> When you publish a Notion page to the web, the webpage’s metadata may include the names, profile photos, and email addresses associated with any Notion users that have contributed to the page.

First: This is documented and we also warn users when they publish a page. But, that’s not good enough!

Second: We don’t like this and are looking at ways to fix this either by removing the PII from the public endpoints or by replacing it with an email proxy similar to GitHub’s equivalent functionality for public commits.

P.S: Some folks here have speculated that this should be a 1 minute fix. Unfortunately that is not the case. :(

some problems I've identified:

1. suppose you have x users and y groups, of which require some subset of x. joining the data on demand can become expensive, O(x*y).
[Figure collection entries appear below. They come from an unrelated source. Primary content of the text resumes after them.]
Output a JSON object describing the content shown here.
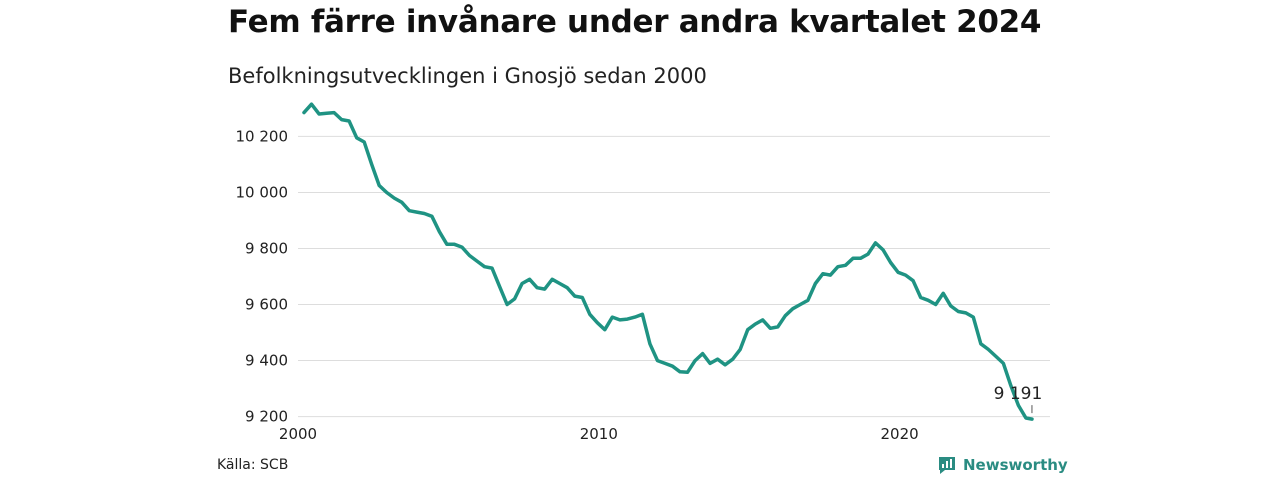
{
  "header": {
    "title": "Fem färre invånare under andra kvartalet 2024",
    "subtitle": "Befolkningsutvecklingen i Gnosjö sedan 2000"
  },
  "footer": {
    "source": "Källa: SCB",
    "brand": "Newsworthy",
    "brand_icon": "newsworthy-logo-icon"
  },
  "colors": {
    "line": "#1f9383",
    "grid": "#dddddd",
    "brand": "#2a8c82"
  },
  "chart_data": {
    "type": "line",
    "title": "Fem färre invånare under andra kvartalet 2024",
    "subtitle": "Befolkningsutvecklingen i Gnosjö sedan 2000",
    "xlabel": "",
    "ylabel": "",
    "xlim": [
      2000,
      2025
    ],
    "ylim": [
      9170,
      10330
    ],
    "xticks": [
      2000,
      2010,
      2020
    ],
    "xtick_labels": [
      "2000",
      "2010",
      "2020"
    ],
    "yticks": [
      9200,
      9400,
      9600,
      9800,
      10000,
      10200
    ],
    "ytick_labels": [
      "9 200",
      "9 400",
      "9 600",
      "9 800",
      "10 000",
      "10 200"
    ],
    "grid": "horizontal",
    "annotation": {
      "x": 2024.4,
      "y": 9191,
      "label": "9 191"
    },
    "series": [
      {
        "x": [
          2000.2,
          2000.45,
          2000.7,
          2000.95,
          2001.2,
          2001.45,
          2001.7,
          2001.95,
          2002.2,
          2002.45,
          2002.7,
          2002.95,
          2003.2,
          2003.45,
          2003.7,
          2003.95,
          2004.2,
          2004.45,
          2004.7,
          2004.95,
          2005.2,
          2005.45,
          2005.7,
          2005.95,
          2006.2,
          2006.45,
          2006.7,
          2006.95,
          2007.2,
          2007.45,
          2007.7,
          2007.95,
          2008.2,
          2008.45,
          2008.7,
          2008.95,
          2009.2,
          2009.45,
          2009.7,
          2009.95,
          2010.2,
          2010.45,
          2010.7,
          2010.95,
          2011.2,
          2011.45,
          2011.7,
          2011.95,
          2012.2,
          2012.45,
          2012.7,
          2012.95,
          2013.2,
          2013.45,
          2013.7,
          2013.95,
          2014.2,
          2014.45,
          2014.7,
          2014.95,
          2015.2,
          2015.45,
          2015.7,
          2015.95,
          2016.2,
          2016.45,
          2016.7,
          2016.95,
          2017.2,
          2017.45,
          2017.7,
          2017.95,
          2018.2,
          2018.45,
          2018.7,
          2018.95,
          2019.2,
          2019.45,
          2019.7,
          2019.95,
          2020.2,
          2020.45,
          2020.7,
          2020.95,
          2021.2,
          2021.45,
          2021.7,
          2021.95,
          2022.2,
          2022.45,
          2022.7,
          2022.95,
          2023.2,
          2023.45,
          2023.7,
          2023.95,
          2024.2,
          2024.4
        ],
        "y": [
          10285,
          10315,
          10280,
          10283,
          10285,
          10260,
          10255,
          10195,
          10180,
          10100,
          10025,
          10000,
          9980,
          9965,
          9935,
          9930,
          9925,
          9915,
          9860,
          9815,
          9815,
          9805,
          9775,
          9755,
          9735,
          9730,
          9665,
          9600,
          9620,
          9675,
          9690,
          9660,
          9655,
          9690,
          9675,
          9660,
          9630,
          9625,
          9565,
          9535,
          9510,
          9555,
          9545,
          9548,
          9555,
          9565,
          9460,
          9400,
          9390,
          9380,
          9360,
          9358,
          9400,
          9425,
          9390,
          9405,
          9385,
          9405,
          9440,
          9510,
          9530,
          9545,
          9515,
          9520,
          9560,
          9585,
          9600,
          9615,
          9675,
          9710,
          9705,
          9735,
          9740,
          9765,
          9765,
          9780,
          9820,
          9795,
          9750,
          9715,
          9705,
          9685,
          9625,
          9615,
          9600,
          9640,
          9595,
          9575,
          9570,
          9555,
          9460,
          9440,
          9415,
          9390,
          9310,
          9240,
          9195,
          9191
        ]
      }
    ]
  }
}
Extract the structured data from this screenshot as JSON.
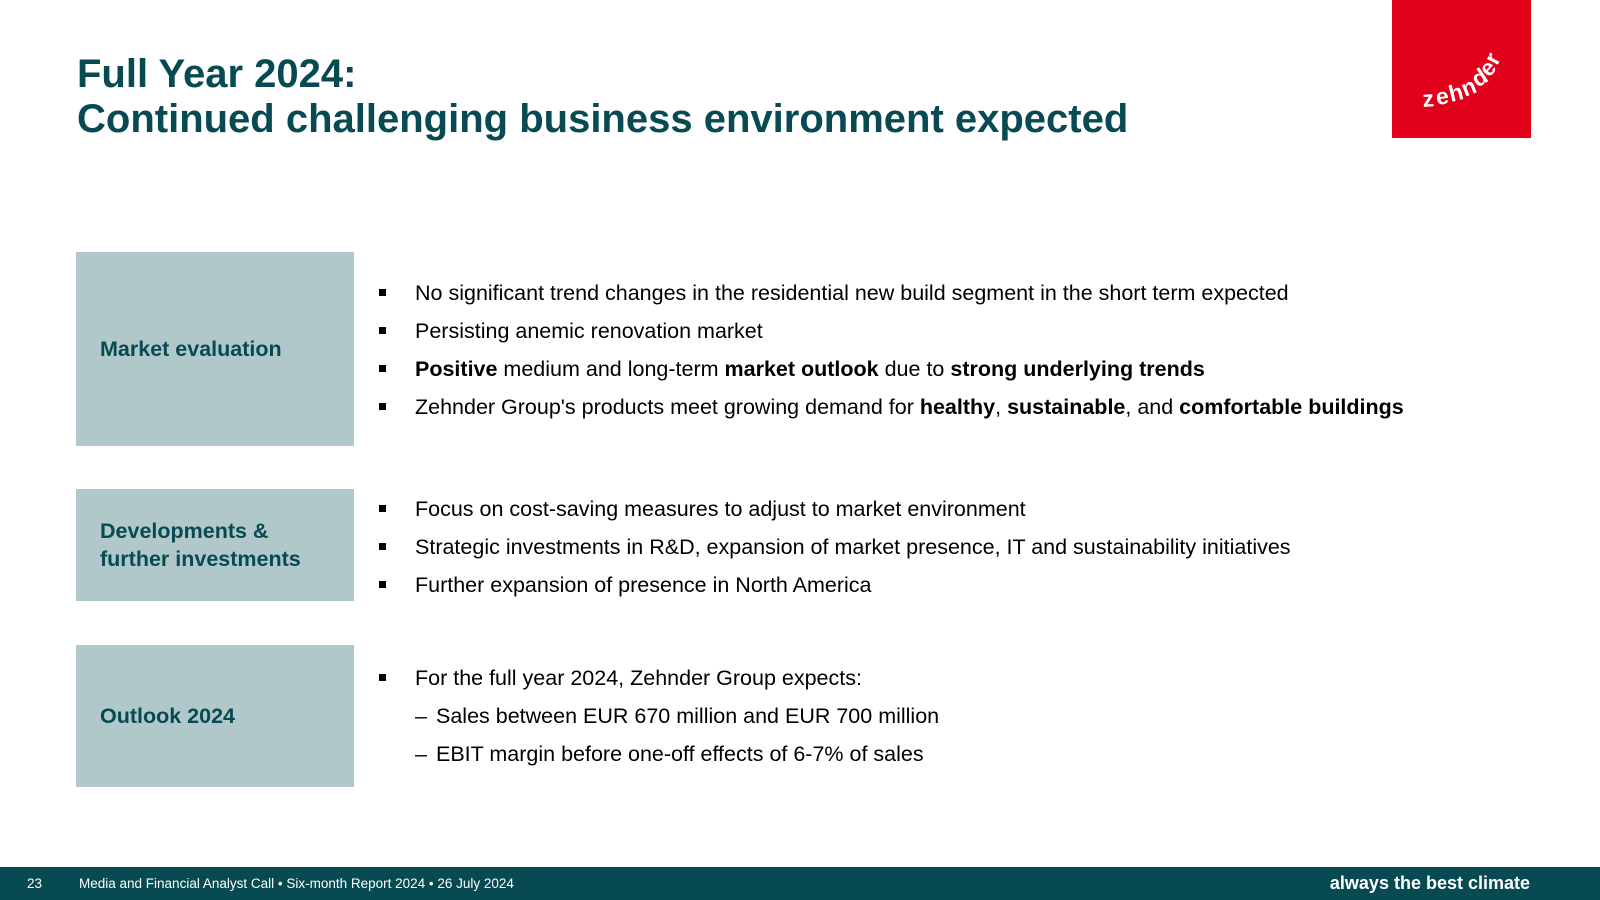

2. the main usefulness of such an architecture is if the data itself is stored with the user, but as group sizes y increase, a single user's data being offline makes aggregate usecases more difficult. this would lend itself to replicating the data server side, but that would defeat the purpose

3. assuming the previous two are solved, which is very difficult to say the least, how do you secure the data for the user such that someone who knows about this architecture can't just go to the clients and trivially scrape all of the data (per user)?

4. how do you allow for these features without allowing people to modify their data in ways you don't want to allow? encryption?

a concrete example of this would be if HN had it so that each user had a sqlite database that stored all of the posts made per user. then, HN server would actually go and fetch the data for each of the posters to then show the regular page. presumably here if a data of a given user is inaccessible then their data would be omitted.

Tells me everything I need to know about this industry. No regard or seriousness to security at all.